O julgamento de um dos processos mais acompanhados por candidatos à magistratura foi suspenso na última terça-feira (30/6).
Durante a 10ª Sessão Virtual de 2026 do Conselho Nacional de Justiça (CNJ), o presidente da Corte, ministro Edson Fachin, pediu vista regimental do Pedido de Providências nº 0009169-64.2025.2.00.0000, que trata de questões relacionadas ao Exame Nacional da Magistratura (ENAM).
Com o pedido de vista, a análise do caso foi interrompida e será retomada em uma próxima sessão do Plenário Virtual do CNJ. Até lá, não há decisão definitiva sobre o tema.
Pedido de vista suspende julgamento do ENAM
O processo tem como requerente Luisa Silva Lopes e como requerido o próprio Conselho Nacional de Justiça.
De acordo com a certidão de julgamento publicada pelo CNJ, a relatora apresentou voto pelo não provimento do recurso, determinando ainda o encaminhamento de cópia dos autos à Comissão de Eficiência Operacional.
O entendimento da relatora foi acompanhado pelos conselheiros Daiane Nogueira de Lira e João Paulo Schoucair.
Antes da conclusão da votação, entretanto, o presidente do CNJ, ministro Edson Fachin, apresentou pedido de vista regimental, suspendendo temporariamente o julgamento.

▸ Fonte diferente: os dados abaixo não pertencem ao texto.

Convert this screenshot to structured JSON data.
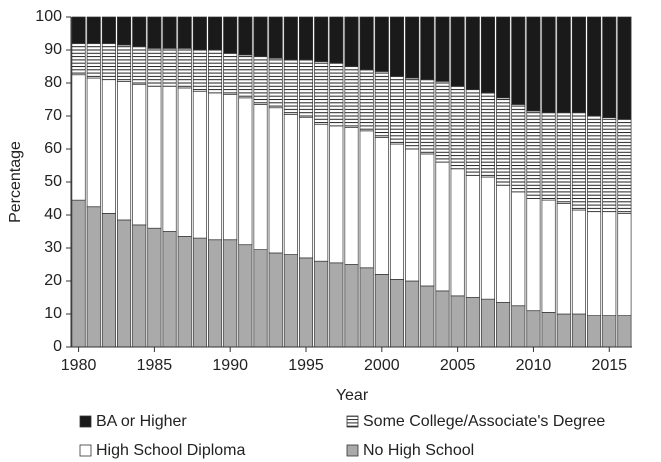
{
  "chart_data": {
    "type": "stacked-bar",
    "xlabel": "Year",
    "ylabel": "Percentage",
    "x": [
      1980,
      1981,
      1982,
      1983,
      1984,
      1985,
      1986,
      1987,
      1988,
      1989,
      1990,
      1991,
      1992,
      1993,
      1994,
      1995,
      1996,
      1997,
      1998,
      1999,
      2000,
      2001,
      2002,
      2003,
      2004,
      2005,
      2006,
      2007,
      2008,
      2009,
      2010,
      2011,
      2012,
      2013,
      2014,
      2015,
      2016
    ],
    "xlim": [
      1979.5,
      2016.5
    ],
    "xticks": [
      1980,
      1985,
      1990,
      1995,
      2000,
      2005,
      2010,
      2015
    ],
    "ylim": [
      0,
      100
    ],
    "yticks": [
      0,
      10,
      20,
      30,
      40,
      50,
      60,
      70,
      80,
      90,
      100
    ],
    "series": [
      {
        "name": "No High School",
        "color": "#aaaaaa",
        "hatch": "none",
        "values": [
          44.5,
          42.5,
          40.5,
          38.5,
          37,
          36,
          35,
          33.5,
          33,
          32.5,
          32.5,
          31,
          29.5,
          28.5,
          28,
          27,
          26,
          25.5,
          25,
          24,
          22,
          20.5,
          20,
          18.5,
          17,
          15.5,
          15,
          14.5,
          13.5,
          12.5,
          11,
          10.5,
          10,
          10,
          9.5,
          9.5,
          9.5
        ]
      },
      {
        "name": "High School Diploma",
        "color": "#ffffff",
        "hatch": "none",
        "values": [
          38,
          39,
          40.5,
          42,
          42.5,
          43,
          44,
          45,
          44.5,
          44.5,
          44,
          44.5,
          44,
          44,
          42.5,
          42.5,
          41.5,
          41.5,
          41.5,
          41.5,
          41.5,
          41,
          40,
          40,
          39,
          38.5,
          37,
          37,
          35.5,
          34.5,
          34,
          34,
          33.5,
          31.5,
          31.5,
          31.5,
          31
        ]
      },
      {
        "name": "Some College/Associate's Degree",
        "color": "#ffffff",
        "hatch": "horizontal",
        "values": [
          9.5,
          10.5,
          11,
          11,
          11.5,
          11.5,
          11.5,
          12,
          12.5,
          13,
          12.5,
          13,
          14.5,
          15,
          16.5,
          17.5,
          19,
          19,
          18.5,
          18.5,
          20,
          20.5,
          21.5,
          22.5,
          24.5,
          25,
          26,
          25.5,
          26.5,
          26.5,
          26.5,
          26.5,
          27.5,
          29.5,
          29,
          28.5,
          28.5
        ]
      },
      {
        "name": "BA or Higher",
        "color": "#1a1a1a",
        "hatch": "none",
        "values": [
          8,
          8,
          8,
          8.5,
          9,
          9.5,
          9.5,
          9.5,
          10,
          10,
          11,
          11.5,
          12,
          12.5,
          13,
          13,
          13.5,
          14,
          15,
          16,
          16.5,
          18,
          18.5,
          19,
          19.5,
          21,
          22,
          23,
          24.5,
          26.5,
          28.5,
          29,
          29,
          29,
          30,
          30.5,
          31
        ]
      }
    ]
  }
}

A certidão registra a seguinte decisão:
“Após o voto da Relatora, que negava provimento ao recurso, com encaminhamento de cópia do feito à Comissão de Eficiência Operacional, no que foi acompanhada pelos Conselheiros Daiane Nogueira de Lira e João Paulo Schoucair, pediu vista regimental o Presidente. Aguardam os demais.”
Como ficou a votação
Até o momento da suspensão, haviam votado:
- Relatora (voto pelo não provimento do recurso);
- Daiane Nogueira de Lira;
- João Paulo Schoucair.
Os demais conselheiros ainda não apresentaram seus votos em razão do pedido de vista formulado pelo presidente do CNJ.
O que significa o pedido de vista?
O pedido de vista é um mecanismo previsto no regimento dos tribunais que permite a um magistrado solicitar mais tempo para analisar um processo antes de proferir seu voto.
Na prática, isso significa que o julgamento é interrompido temporariamente, permanecendo suspenso até que o processo retorne à pauta do colegiado para continuidade da votação.
Assim, o mérito do processo ainda não foi decidido pelo Plenário do CNJ.
O que está em jogo
O ENAM foi instituído pelo CNJ como mecanismo de uniformização e habilitação prévia para concursos da magistratura em todo o país, abrangendo tribunais estaduais, federais, trabalhistas e militares. Atualmente, a prova exige 70% de aproveitamento (56 acertos em 80 questões) para que o candidato seja habilitado.
O cerne da controvérsia é se o exame, na prática, estaria funcionando como uma verdadeira primeira fase de concurso, e não como um teste habilitatório nacional. A Escola Nacional de Formação e Aperfeiçoamento de Magistrados (ENFAM), responsável pelo exame, chegou a sugerir formalmente a redução da nota mínima de 70% para 60%, indicando que a mudança poderia triplicar o número de aprovados.
Os números são expressivos: no ENAM 2025.2, apenas uma pequena parcela dos 19.403 candidatos presentes atingiu o patamar exigido. Além disso, as aprovações caíram de forma drástica ao longo das edições, de 7.216 habilitados no primeiro ENAM para apenas 1.411 no quarto exame.
O que pode acontecer agora?
Com a suspensão da análise, o futuro do processo permanece indefinido até que o julgamento seja retomado.
Na próxima sessão em que o caso voltar à pauta, o presidente Edson Fachin deverá apresentar seu voto e, em seguida, os demais conselheiros poderão votar, permitindo a conclusão do julgamento.
Enquanto isso, não houve qualquer alteração nas regras atualmente vigentes do ENAM. O exame continua disciplinado pelas normas em vigor até que exista uma decisão final do Conselho Nacional de Justiça.